Le contrat de service
Les demanderesses alléguaient qu’un contrat de service existait entre elles et Urbam. Toutefois, il n’y avait jamais eu d’offre de service de la part d’Urbam ou Tremblay et les prétendus « services » auraient été rendus lors de deux courts appels téléphoniques avec un collaborateur de Gravel, tierce partie au litige. De plus, les informations concernant le projet de développement des demanderesses n’avaient jamais été communiquées à Urbam ou Tremblay.
Le Tribunal rappelle qu’un contrat de service crée des obligations réciproques pour les parties et l’article 2098 C.c.Q se lit comme suit :
Le contrat d’entreprise ou de service est celui par lequel une personne, selon le cas l’entrepreneur ou le prestataire de services, s’engage envers une autre personne, le client, à réaliser un ouvrage matériel ou intellectuel ou à fournir un service moyennant un prix que le client s’oblige à lui payer.

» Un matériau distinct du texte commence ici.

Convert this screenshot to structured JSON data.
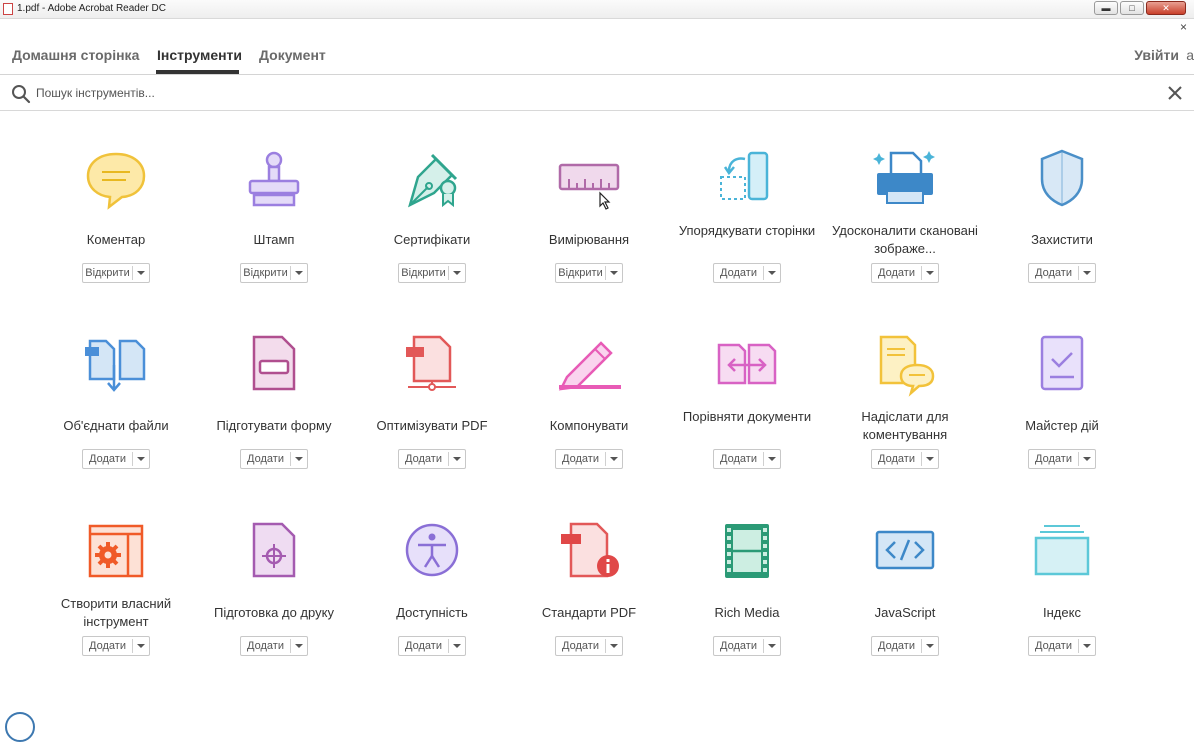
{
  "window": {
    "title": "1.pdf - Adobe Acrobat Reader DC",
    "minimize": "▬",
    "maximize": "□",
    "close": "✕",
    "app_close": "×"
  },
  "nav": {
    "tabs": [
      "Домашня сторінка",
      "Інструменти",
      "Документ"
    ],
    "active_tab": "Інструменти",
    "signin": "Увійти",
    "signin_extra": "a"
  },
  "search": {
    "placeholder": "Пошук інструментів..."
  },
  "tools": [
    {
      "label": "Коментар",
      "action": "Відкрити",
      "icon": "comment-icon",
      "color": "#f5c842"
    },
    {
      "label": "Штамп",
      "action": "Відкрити",
      "icon": "stamp-icon",
      "color": "#9b7fe0"
    },
    {
      "label": "Сертифікати",
      "action": "Відкрити",
      "icon": "certificate-icon",
      "color": "#2fa58e"
    },
    {
      "label": "Вимірювання",
      "action": "Відкрити",
      "icon": "ruler-icon",
      "color": "#b06aa8"
    },
    {
      "label": "Упорядкувати сторінки",
      "action": "Додати",
      "icon": "organize-pages-icon",
      "color": "#4ab4d8"
    },
    {
      "label": "Удосконалити скановані зображе...",
      "action": "Додати",
      "icon": "scan-icon",
      "color": "#3d88c8"
    },
    {
      "label": "Захистити",
      "action": "Додати",
      "icon": "shield-icon",
      "color": "#4a8fc8"
    },
    {
      "label": "Об'єднати файли",
      "action": "Додати",
      "icon": "combine-files-icon",
      "color": "#4a8fd8"
    },
    {
      "label": "Підготувати форму",
      "action": "Додати",
      "icon": "form-icon",
      "color": "#b04f8f"
    },
    {
      "label": "Оптимізувати PDF",
      "action": "Додати",
      "icon": "optimize-pdf-icon",
      "color": "#e25858"
    },
    {
      "label": "Компонувати",
      "action": "Додати",
      "icon": "compose-icon",
      "color": "#e85bb6"
    },
    {
      "label": "Порівняти документи",
      "action": "Додати",
      "icon": "compare-icon",
      "color": "#d862c4"
    },
    {
      "label": "Надіслати для коментування",
      "action": "Додати",
      "icon": "send-comment-icon",
      "color": "#f2c23a"
    },
    {
      "label": "Майстер дій",
      "action": "Додати",
      "icon": "action-wizard-icon",
      "color": "#9b7fe0"
    },
    {
      "label": "Створити власний інструмент",
      "action": "Додати",
      "icon": "custom-tool-icon",
      "color": "#f05a28"
    },
    {
      "label": "Підготовка до друку",
      "action": "Додати",
      "icon": "print-production-icon",
      "color": "#a45bb0"
    },
    {
      "label": "Доступність",
      "action": "Додати",
      "icon": "accessibility-icon",
      "color": "#8a6fd6"
    },
    {
      "label": "Стандарти PDF",
      "action": "Додати",
      "icon": "pdf-standards-icon",
      "color": "#e04848"
    },
    {
      "label": "Rich Media",
      "action": "Додати",
      "icon": "rich-media-icon",
      "color": "#2b9a76"
    },
    {
      "label": "JavaScript",
      "action": "Додати",
      "icon": "javascript-icon",
      "color": "#3d88c8"
    },
    {
      "label": "Індекс",
      "action": "Додати",
      "icon": "index-icon",
      "color": "#5cc8d8"
    }
  ]
}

Dans ce litige, la Cour a conclu que les conditions essentielles, soit fournir un service en échange d’un prix, ne sont pas rencontrées. Les témoignages démontrent qu’aucun mandat n’avait été confié pendant les deux appels téléphoniques et qu’il n’y avait pas eu de discussions quant aux honoraires professionnels ou au prix1. Le Tribunal conclut alors qu’aucun contrat de service au sens de l’article 2098 C.c.Q. n’est intervenu entre les parties.
L’aveu extrajudiciaire
Dans cette affaire, la preuve des demanderesses au niveau de la faute était basée uniquement sur une lettre écrite par Tremblay dans laquelle elle admettait son erreur d’interprétation du règlement et mentionnait en assumer la pleine responsabilité2. Les demanderesses plaidaient que cette lettre constituait un aveu engageant la responsabilité de Tremblay.
Premièrement, la Cour confirme que Tremblay n’est pas assujettie au Code de déontologie des urbanistes, ne portant pas le titre d’urbaniste.
Dans le cadre de son analyse, la juge Montminy cite les passages de sa collègue Piché dans son ouvrage au sujet de la preuve civile et indique au sujet de l’aveu que « la validité requiert certaines conditions de fond. Il doit être clair, sans ambiguïté et non équivoque3.»
En l’espèce, la preuve démontrait selon la Cour que la lettre avait été rédigée dans le but d’acheter la paix. Selon les témoignages, M. Gravel avait fait preuve d’un comportement intimidant, forçant Tremblay à écrire cette lettre le soir même de leur première rencontre, ce qu’elle avait fait dans le but de ne plus avoir de contact avec lui dans le futur. La juge indique que « l’aveu doit représenter une « authentique reconnaissance d’un fait » et non simplement un moyen d’acheter la paix ou d’éviter d’autres inconvénients4.»
Considérant le témoignage crédible de Tremblay à l’audience, confirmé par d’autres témoignages concernant les circonstances menant à la rédaction de la lettre, le Tribunal n’a accordé aucune valeur probante à l’aveu.
La demande de rejet d’appel
Le jugement a été porté en appel. Le 9 février dernier, la Cour d’appel du Québec a accueilli la demande en rejet d’appel d’Urbam et Tremblay. Selon les juges, « les moyens d’appel ne laissent pas entrevoir en quoi la juge aurait commis une erreur révisable relativement au cadre juridique applicable à l’analyse d’un aveu extrajudiciaire5.»
1 Gravel c. Urbam Conseil inc., 2023 QCCS 3994, paras. 113-114.
2 Gravel c. Urbam Conseil inc., 2023 QCCS 3994, para. 171.
3 Catherine PICHÉ, La preuve civile, 6e éd., Montréal, Éditions Yvon Blais, 2020, no 1022 et 1029, p. 821, 822, 826 et 827.
4 Gravel c. Urbam Conseil inc., 2023 QCCS 3994, para. 176.
5 Gravel c. Urbam Conseil inc., 2024 QCCA 173, para. 9.